Cinq ans. C’est le temps qui aura fallu à Laura Wandel pour finaliser l’écriture de son premier long-métrage, Un monde.
Huis-clos étouffant au sein d’une école, Un monde plonge le spectateur dans une cruauté rarement observée. Malgré une durée assez peu banale de nos jours (1h15), aucune scène n’est négligée ou bâclée. La puissance de cette écriture est d’autant plus marquée quand la mise en scène suit. Mis en avant lors du festival de Cannes 2021 – dans la sélection un Certain Regard – il est à nouveau mis à l’honneur lors du festival Télérama ce mois-ci.

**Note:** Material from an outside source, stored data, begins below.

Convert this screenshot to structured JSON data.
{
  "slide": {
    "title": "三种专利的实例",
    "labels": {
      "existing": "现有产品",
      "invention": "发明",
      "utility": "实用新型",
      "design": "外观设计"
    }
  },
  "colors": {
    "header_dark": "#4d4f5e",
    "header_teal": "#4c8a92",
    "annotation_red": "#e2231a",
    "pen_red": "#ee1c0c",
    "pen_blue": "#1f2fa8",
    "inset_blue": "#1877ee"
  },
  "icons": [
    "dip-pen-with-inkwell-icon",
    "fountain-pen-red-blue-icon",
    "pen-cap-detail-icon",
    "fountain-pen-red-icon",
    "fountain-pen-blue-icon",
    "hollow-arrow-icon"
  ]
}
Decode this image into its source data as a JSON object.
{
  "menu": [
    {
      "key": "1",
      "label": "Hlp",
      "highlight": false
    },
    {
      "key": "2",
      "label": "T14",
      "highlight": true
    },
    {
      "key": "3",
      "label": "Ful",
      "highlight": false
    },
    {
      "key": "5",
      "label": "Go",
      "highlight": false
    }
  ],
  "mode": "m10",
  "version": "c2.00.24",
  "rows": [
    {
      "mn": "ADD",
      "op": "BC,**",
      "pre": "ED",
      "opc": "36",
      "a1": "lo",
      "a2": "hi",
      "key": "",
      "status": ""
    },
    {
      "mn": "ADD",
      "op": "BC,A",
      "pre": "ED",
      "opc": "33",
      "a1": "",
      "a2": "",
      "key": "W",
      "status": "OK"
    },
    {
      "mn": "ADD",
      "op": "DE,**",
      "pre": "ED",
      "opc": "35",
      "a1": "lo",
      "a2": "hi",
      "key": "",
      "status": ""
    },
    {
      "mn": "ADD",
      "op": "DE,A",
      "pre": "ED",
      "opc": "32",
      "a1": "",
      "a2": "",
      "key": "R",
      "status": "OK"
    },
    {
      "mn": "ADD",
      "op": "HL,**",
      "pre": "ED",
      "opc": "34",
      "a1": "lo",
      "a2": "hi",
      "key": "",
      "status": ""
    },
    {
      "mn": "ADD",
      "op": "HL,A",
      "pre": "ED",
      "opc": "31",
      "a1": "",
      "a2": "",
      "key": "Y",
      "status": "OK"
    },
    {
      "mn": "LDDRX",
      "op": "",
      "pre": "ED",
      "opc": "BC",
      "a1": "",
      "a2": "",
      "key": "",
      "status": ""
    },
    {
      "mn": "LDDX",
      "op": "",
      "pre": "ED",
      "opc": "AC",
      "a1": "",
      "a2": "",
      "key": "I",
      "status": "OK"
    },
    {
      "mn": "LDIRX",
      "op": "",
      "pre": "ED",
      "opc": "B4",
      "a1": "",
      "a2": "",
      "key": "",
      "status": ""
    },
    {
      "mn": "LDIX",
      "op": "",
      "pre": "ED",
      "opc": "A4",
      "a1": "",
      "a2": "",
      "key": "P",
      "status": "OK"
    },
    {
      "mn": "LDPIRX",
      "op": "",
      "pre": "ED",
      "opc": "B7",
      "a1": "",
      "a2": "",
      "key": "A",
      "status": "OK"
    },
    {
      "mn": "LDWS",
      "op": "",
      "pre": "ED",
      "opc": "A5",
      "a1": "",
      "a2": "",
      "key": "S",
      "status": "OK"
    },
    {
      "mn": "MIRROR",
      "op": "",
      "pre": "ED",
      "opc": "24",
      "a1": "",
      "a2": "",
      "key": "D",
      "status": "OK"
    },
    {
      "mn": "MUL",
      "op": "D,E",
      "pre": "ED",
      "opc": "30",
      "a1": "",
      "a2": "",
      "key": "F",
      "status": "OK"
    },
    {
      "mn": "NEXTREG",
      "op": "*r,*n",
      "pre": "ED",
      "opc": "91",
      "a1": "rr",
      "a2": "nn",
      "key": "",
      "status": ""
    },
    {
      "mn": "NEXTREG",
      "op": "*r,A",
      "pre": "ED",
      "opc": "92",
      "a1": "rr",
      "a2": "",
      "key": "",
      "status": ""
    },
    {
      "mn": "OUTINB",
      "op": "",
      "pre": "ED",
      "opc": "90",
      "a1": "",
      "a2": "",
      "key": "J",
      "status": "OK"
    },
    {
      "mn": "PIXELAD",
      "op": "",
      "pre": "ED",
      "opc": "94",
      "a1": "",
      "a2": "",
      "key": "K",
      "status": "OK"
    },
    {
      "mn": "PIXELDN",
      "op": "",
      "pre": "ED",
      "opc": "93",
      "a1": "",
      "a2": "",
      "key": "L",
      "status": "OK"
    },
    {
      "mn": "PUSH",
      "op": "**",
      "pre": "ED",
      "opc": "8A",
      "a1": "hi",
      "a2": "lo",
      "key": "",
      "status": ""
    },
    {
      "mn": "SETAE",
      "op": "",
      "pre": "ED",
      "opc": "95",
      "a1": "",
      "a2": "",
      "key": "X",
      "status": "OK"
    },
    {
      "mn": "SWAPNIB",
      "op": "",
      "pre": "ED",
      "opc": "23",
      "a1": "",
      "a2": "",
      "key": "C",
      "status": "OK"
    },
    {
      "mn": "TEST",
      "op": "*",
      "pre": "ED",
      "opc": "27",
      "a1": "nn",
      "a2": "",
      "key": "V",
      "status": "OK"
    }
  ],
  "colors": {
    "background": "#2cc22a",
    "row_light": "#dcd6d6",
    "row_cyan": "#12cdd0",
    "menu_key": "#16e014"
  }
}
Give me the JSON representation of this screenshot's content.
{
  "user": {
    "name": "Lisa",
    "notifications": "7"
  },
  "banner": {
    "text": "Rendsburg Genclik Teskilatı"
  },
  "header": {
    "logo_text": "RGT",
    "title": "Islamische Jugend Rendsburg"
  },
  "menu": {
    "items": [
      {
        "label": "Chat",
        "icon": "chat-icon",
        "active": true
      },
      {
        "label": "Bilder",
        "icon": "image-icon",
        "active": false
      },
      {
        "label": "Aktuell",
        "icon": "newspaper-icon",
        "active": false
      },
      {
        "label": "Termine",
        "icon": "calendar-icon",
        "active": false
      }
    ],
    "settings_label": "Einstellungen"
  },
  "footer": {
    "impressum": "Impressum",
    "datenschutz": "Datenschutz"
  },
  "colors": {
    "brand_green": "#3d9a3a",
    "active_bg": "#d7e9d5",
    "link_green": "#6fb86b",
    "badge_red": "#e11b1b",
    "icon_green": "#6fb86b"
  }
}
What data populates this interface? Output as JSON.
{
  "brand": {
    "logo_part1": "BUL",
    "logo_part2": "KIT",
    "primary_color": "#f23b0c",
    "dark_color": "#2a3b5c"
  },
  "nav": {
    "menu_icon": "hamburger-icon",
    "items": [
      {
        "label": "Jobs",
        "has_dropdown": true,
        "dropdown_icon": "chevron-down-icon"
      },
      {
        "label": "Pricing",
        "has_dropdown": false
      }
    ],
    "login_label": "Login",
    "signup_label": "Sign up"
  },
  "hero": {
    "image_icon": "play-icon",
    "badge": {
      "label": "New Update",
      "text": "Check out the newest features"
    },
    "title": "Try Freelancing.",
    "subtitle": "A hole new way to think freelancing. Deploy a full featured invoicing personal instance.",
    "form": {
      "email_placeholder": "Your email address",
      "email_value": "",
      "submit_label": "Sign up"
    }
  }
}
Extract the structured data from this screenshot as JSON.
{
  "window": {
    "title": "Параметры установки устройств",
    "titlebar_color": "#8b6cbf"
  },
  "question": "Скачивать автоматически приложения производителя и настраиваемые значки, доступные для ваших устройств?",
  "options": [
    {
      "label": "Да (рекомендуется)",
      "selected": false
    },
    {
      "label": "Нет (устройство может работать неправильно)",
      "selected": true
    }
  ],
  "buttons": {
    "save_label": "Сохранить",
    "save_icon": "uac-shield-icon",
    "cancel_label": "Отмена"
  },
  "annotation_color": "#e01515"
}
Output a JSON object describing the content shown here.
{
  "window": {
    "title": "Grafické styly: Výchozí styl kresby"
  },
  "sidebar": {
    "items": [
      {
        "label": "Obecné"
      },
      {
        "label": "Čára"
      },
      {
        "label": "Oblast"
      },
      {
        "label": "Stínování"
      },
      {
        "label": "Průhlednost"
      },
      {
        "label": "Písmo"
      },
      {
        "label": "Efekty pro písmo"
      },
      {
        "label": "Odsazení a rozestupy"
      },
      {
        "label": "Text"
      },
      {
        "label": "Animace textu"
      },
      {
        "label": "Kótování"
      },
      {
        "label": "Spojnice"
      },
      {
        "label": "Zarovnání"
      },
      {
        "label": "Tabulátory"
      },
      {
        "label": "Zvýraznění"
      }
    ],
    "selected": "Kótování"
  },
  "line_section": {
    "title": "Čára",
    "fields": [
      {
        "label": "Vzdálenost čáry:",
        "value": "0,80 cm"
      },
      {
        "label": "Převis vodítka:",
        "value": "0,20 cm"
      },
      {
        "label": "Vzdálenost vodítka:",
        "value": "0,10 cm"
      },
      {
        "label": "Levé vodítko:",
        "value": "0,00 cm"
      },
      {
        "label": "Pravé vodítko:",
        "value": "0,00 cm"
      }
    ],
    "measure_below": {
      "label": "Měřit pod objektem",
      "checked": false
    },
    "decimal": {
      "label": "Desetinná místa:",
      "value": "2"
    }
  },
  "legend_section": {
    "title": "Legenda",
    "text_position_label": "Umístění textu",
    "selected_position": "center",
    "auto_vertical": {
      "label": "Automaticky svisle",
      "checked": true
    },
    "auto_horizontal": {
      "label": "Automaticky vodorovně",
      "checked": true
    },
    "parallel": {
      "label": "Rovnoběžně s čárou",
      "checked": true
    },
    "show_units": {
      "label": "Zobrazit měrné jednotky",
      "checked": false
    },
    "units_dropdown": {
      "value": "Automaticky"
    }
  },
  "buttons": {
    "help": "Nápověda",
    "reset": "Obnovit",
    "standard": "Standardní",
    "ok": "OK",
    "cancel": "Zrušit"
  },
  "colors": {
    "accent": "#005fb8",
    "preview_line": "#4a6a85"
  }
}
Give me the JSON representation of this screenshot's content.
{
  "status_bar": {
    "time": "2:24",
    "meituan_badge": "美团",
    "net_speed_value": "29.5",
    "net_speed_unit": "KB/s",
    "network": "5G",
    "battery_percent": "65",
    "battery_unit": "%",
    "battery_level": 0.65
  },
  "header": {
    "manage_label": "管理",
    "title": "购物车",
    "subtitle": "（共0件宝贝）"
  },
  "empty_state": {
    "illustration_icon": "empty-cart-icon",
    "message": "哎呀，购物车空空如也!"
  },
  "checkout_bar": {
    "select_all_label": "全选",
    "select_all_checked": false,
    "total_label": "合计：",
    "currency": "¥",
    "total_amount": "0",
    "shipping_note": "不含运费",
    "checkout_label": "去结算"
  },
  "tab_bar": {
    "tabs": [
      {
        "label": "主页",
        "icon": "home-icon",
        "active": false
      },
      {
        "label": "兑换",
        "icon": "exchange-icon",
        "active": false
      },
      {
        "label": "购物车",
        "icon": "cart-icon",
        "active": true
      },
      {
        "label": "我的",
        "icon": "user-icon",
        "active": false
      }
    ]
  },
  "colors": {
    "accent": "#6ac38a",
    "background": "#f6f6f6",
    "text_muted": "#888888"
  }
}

Lors de sa grande rentrée en primaire, Nora (Maya Vanderbeque) est témoin du harcèlement que son grand frère subit à l’école. Entre son envie de le protéger, et ce dernier qui refuse toute aide, Nora se perd dans une myriade de pensées. Doit-elle agir ? Doit-elle se taire ?
Une mise en scène bavarde
Une grande partie de la beauté du 7ème art réside dans sa capacité à faire ressentir des choses au spectateur par la mise en scène. C’est un coup de maître que nous avons sous les yeux avec Un Monde. Intégralement filmée à hauteur d’enfant, la caméra prend le parti de ne suivre que Nora tout au long du film. On traverse donc avec elle toutes ses angoisses et tous ses doutes, à travers la performance irréprochable de la jeune comédienne. L’environnement de l’école nous paraît par conséquent immense et menaçant.
Une autre astuce de mise en scène rend certaines séquences si fortes : la mise au point ne se focalise que sur Nora et son entourage. L’arrière-plan est systématiquement flou, rendant l’espace qui les entourent davantage difficile à cerner. La vision du spectateur ne peut donc se concentrer que sur ce qui se passe sous son nez. Tout se met ainsi en place pour rendre l’expérience oppressante, jusqu’au choix de l’école. Laura Wandel nous le confie lors d’une rencontre de presse : « J’ai dû faire le tour de toutes les écoles de Bruxelles avant de trouver celle qui me convenait ».
Le souci du détail de la sensation permet au film de se muer en une expérience sensorielle. Les petits moments de la vie d’enfant nous reviennent un à un : grelotter hors de l’eau à la piscine, l’alcool à 90% sur une plaie toute fraîche… Si dans le premier quart d’heure ces scènes déroutent, leur présence se justifie absolument. Nous sommes au niveau de Nora, narratrice de sa propre histoire.
Le poids des choses
Au début du film, on découvre Nora dans une longue étreinte avec son grand frère. Ce dernier y joue un rôle rassurant et protecteur. La jeune fille découvre le monde de l’école, terrifiée par l’inconnu. Mais tout cela va rapidement s’inverser. Dès que Nora va constater que son frère se fait harceler, et qu’il lui demande de ne rien dire à leur père, elle abandonne ses craintes personnelles et les reporte en sa direction.
Paradoxalement, et dans un premier temps seulement, Nora paraît grandir à une vitesse folle. Elle parvient à s’ouvrir à ses camarades et semble réussir à s’attacher aux personnes de son âge. Ils deviennent un repère, au même titre que son frère, son père ou sa maîtresse. Alors quand la réputation de son frère commence à impacter ce cercle de sécurité qu’elle s’est construit, elle montre les premiers signes de cassure. Cette justesse dans l’écriture du personnage est expliquée par Laura Wandel : « la cruauté des enfants n’est pas anodine, elle part toujours d’un fondement profond ». Les enfants s’expriment sans filtres, avec un franc-parler dont les adultes sont désormais incapables. L’œil bienveillant de la cinéaste ne nous fait jamais entrevoir cela comme de la simple cruauté. Un constat se dresse, et il semble universel.
Sans crier gare, Un Monde arrive finalement dans nos salles françaises de la plus belle des manières. C’est une histoire humaine d’une grande violence, ornée d’une douceur ambiante amenée par certaines interactions. Laura Wandel nous confie d’ailleurs qu’elle travaille déjà sur son second long-métrage, en cours d’écriture. Après une proposition comme celle-ci, on ne peut qu’être impatients de voir ce qu’elle nous réserve.